A few questions come to mind to conclude this blog post. Please contact me if you would like to discuss any of these:
  • For any other people out there who also run Trac, what crawlers have you seen in your logs, and does Google stand out as a more dedicated indexer than the other crawlers?
  • For anyone who runs Trac but also makes the svn repository directly accessible, does Google continue to aggressively index Trac? Does the svn access imply that whatever code is versioned within is used as a more authoritative source than Trac itself?

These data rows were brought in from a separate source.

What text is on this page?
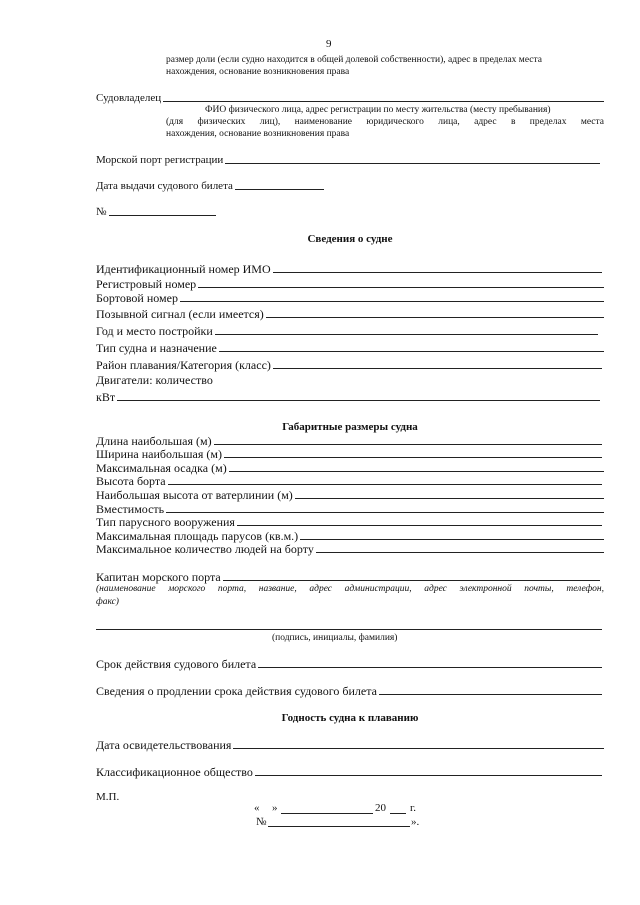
9
размер доли (если судно находится в общей долевой собственности), адрес в пределах места
нахождения, основание возникновения права
Судовладелец
ФИО физического лица, адрес регистрации по месту жительства (месту пребывания)
(для физических лиц), наименование юридического лица, адрес в пределах места
нахождения, основание возникновения права
Морской порт регистрации
Дата выдачи судового билета
№
Сведения о судне
Идентификационный номер ИМО
Регистровый номер
Бортовой номер
Позывной сигнал (если имеется)
Год и место постройки
Тип судна и назначение
Район плавания/Категория (класс)
Двигатели: количество
кВт
Габаритные размеры судна
Длина наибольшая (м)
Ширина наибольшая (м)
Максимальная осадка (м)
Высота борта
Наибольшая высота от ватерлинии (м)
Вместимость
Тип парусного вооружения
Максимальная площадь парусов (кв.м.)
Максимальное количество людей на борту
Капитан морского порта
(наименование морского порта, название, адрес администрации, адрес электронной почты, телефон,
факс)
(подпись, инициалы, фамилия)
Срок действия судового билета
Сведения о продлении срока действия судового билета
Годность судна к плаванию
Дата освидетельствования
Классификационное общество
М.П.
« »	20 г.
№	».
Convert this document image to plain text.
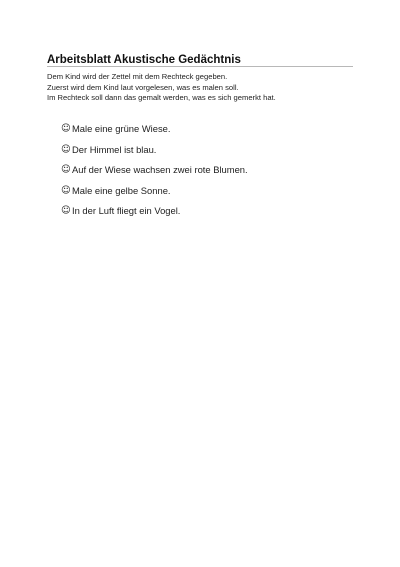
Arbeitsblatt Akustische Gedächtnis
Dem Kind wird der Zettel mit dem Rechteck gegeben.
Zuerst wird dem Kind laut vorgelesen, was es malen soll.
Im Rechteck soll dann das gemalt werden, was es sich gemerkt hat.
☺ Male eine grüne Wiese.
☺ Der Himmel ist blau.
☺ Auf der Wiese wachsen zwei rote Blumen.
☺ Male eine gelbe Sonne.
☺ In der Luft fliegt ein Vogel.
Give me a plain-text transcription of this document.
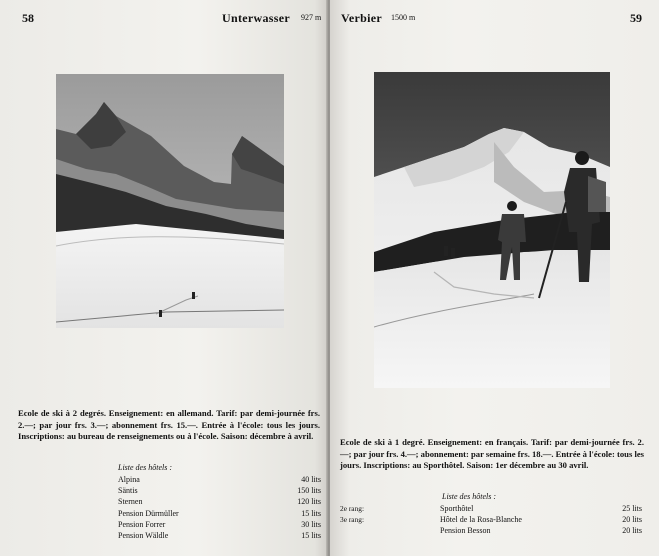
58	Unterwasser 927 m

Ecole de ski à 2 degrés. Enseignement: en allemand. Tarif: par demi-journée frs. 2.—; par jour frs. 3.—; abonnement frs. 15.—. Entrée à l'école: tous les jours. Inscriptions: au bureau de renseignements ou à l'école. Saison: décembre à avril.

Liste des hôtels :
Alpina	40 lits
Säntis	150 lits
Sternen	120 lits
Pension Dürmüller	15 lits
Pension Forrer	30 lits
Pension Wäldle	15 lits
Verbier 1500 m	59

Ecole de ski à 1 degré. Enseignement: en français. Tarif: par demi-journée frs. 2.—; par jour frs. 4.—; abonnement: par semaine frs. 18.—. Entrée à l'école: tous les jours. Inscriptions: au Sporthôtel. Saison: 1er décembre au 30 avril.

Liste des hôtels :
2e rang:	Sporthôtel	25 lits
3e rang:	Hôtel de la Rosa-Blanche	20 lits
	Pension Besson	20 lits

  • It would seem that any crawler could implement an optimization around the Trac timeline feature so that source code change links are indexed only when a timeline update is made. But, perhaps this is too detailed for crawlers to worry about? It would require additional machinery to interpret the Trac application, so search engines most likely try to avoid such customizations.
  • Why do the non-Google crawlers lag so far behind in terms of hit counts? Are the differences in resources that Google can bring to bear on crawling the web vs. the other search engines so great that the others just cannot keep up? Or, maybe the others are just not so interested in code that is made available in Trac?